The Scrooby Separatist Church was established by William Brewster at the Scrooby Manor House in around 1606.
To avoid arrest the meetings were held in secret.
The principle members of the congregation were Richard Clyfton, John Robinson and William Brewster. William Bradford, who lived with Brewster, was also a member.
By the autumn of 1607, the authorities for the Church of England detected the group of Separatists meeting.
On the last day of September 1607, William Brewster resigned his position as baliff and postmaster. On December 1, he was cited before the High Court of Commission for being “Disobediant in matters of religion” and fined twenty pounds. On December 15 that year, he and Richard Jackson were sought by the Ecclesiastical Court for non-appearance. An attachment was awarded to the court officer to apprehend them, “but he certifieth that he cannot finde them, nor understand where they are”.
William Bradford kept a journal of the congregation’s events. The journal was later published as Of Plymouth Plnatation.

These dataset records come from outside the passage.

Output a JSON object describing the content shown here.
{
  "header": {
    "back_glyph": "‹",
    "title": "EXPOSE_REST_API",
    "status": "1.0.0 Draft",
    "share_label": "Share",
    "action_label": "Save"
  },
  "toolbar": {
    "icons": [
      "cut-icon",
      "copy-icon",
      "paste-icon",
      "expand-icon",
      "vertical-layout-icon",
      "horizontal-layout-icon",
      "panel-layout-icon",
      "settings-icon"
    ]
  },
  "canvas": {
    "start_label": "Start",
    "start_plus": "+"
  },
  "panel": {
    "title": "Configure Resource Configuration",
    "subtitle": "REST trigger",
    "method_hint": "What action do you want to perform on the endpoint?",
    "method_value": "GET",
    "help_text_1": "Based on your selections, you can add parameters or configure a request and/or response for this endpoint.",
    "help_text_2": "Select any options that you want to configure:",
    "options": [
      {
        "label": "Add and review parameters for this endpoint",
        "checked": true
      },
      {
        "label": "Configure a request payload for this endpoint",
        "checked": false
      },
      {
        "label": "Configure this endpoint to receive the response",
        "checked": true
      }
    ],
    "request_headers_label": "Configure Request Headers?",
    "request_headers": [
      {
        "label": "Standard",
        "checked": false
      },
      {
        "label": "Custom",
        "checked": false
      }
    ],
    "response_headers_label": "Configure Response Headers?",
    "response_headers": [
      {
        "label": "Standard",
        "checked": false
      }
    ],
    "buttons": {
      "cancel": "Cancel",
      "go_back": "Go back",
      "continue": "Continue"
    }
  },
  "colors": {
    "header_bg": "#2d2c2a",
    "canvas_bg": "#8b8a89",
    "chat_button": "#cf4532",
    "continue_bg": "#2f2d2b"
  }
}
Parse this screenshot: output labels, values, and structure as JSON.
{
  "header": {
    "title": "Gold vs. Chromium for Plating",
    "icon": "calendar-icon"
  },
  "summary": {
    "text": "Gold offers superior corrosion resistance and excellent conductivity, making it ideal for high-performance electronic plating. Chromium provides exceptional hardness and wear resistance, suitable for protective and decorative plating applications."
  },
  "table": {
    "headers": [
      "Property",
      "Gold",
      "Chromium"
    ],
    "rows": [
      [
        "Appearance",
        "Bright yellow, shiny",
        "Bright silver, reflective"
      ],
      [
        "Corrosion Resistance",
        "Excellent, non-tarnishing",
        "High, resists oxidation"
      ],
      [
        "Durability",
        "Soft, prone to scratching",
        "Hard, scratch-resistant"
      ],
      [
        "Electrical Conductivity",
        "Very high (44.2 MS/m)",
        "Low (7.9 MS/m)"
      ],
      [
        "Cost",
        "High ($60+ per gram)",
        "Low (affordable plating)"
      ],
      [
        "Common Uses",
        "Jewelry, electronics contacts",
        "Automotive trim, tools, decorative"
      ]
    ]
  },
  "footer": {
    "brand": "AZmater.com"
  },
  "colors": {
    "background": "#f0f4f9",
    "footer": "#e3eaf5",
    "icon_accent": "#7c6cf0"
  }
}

Bradford explained the difficulty they faced from the government. “For some were taken and clapped up in prison, others had their houses beset and watched night and day, and hardly escaped their [persecutors’] hands; and the most were fain to flee and leave their houses and habitations, and the means of their livelihood.”
John Robinson and Richard Clyfton, both local rectors, lost their church positions. In time they joined the Scrooby congregation.
Most of the other members of the Scrooby congregation were yeoman farmers and country artisans.
This Puritan group at Scrooby became primary targets of persecution by the Church of England and state government. This constant persecution led to the describe to leave England. Although leaving England was also a criminal act.
The discussion to emigrate was lengthy and controversial. Bradford lays out the difficulties:
“But to go into a country they knew not but by hearsay, where they must learn a new language and get their livings they knew not how, it being a dear [expensive] place and subject to the miseries of war, it was thought by many an adventure almost desperate; a case intolerable and a misery worse than death. Especially seeing they were not acquainted with trades nor traffic (by which that country doth subsist) but had only been used to a plain country life and the innocent trade of husbandry.”
When they felt they could no longer suffer these difficulties in England, they chose to flee to the Dutch Netherlands. There, they could practice their own religion without fear of persecution from the English government or its church.
An attempt to flee to Amsterdam was attempted in 1607. However, the English ship captain who agreed to take them betrayed them and the group was imprisoned.
The prisoners had sold all of their property before their attempt to move to Amsterdam. There was nothing the courts could confiscated and they were finally released and allowed to leave for Holland.
The following year in 1608, a second attempt succeeded. The Dutch Captain that was over the ship abandoned the group when the troops approached. The women and children who arrived first took refuge in Killingholme Creek.
The journey for the men was fourteen days, in which the ship was caught in a gale and almost blown to the coast of Norway.
The women and children were in a pitiful circumstance and with no home to go to they were finally allowed to leave for Holland to join their husbands.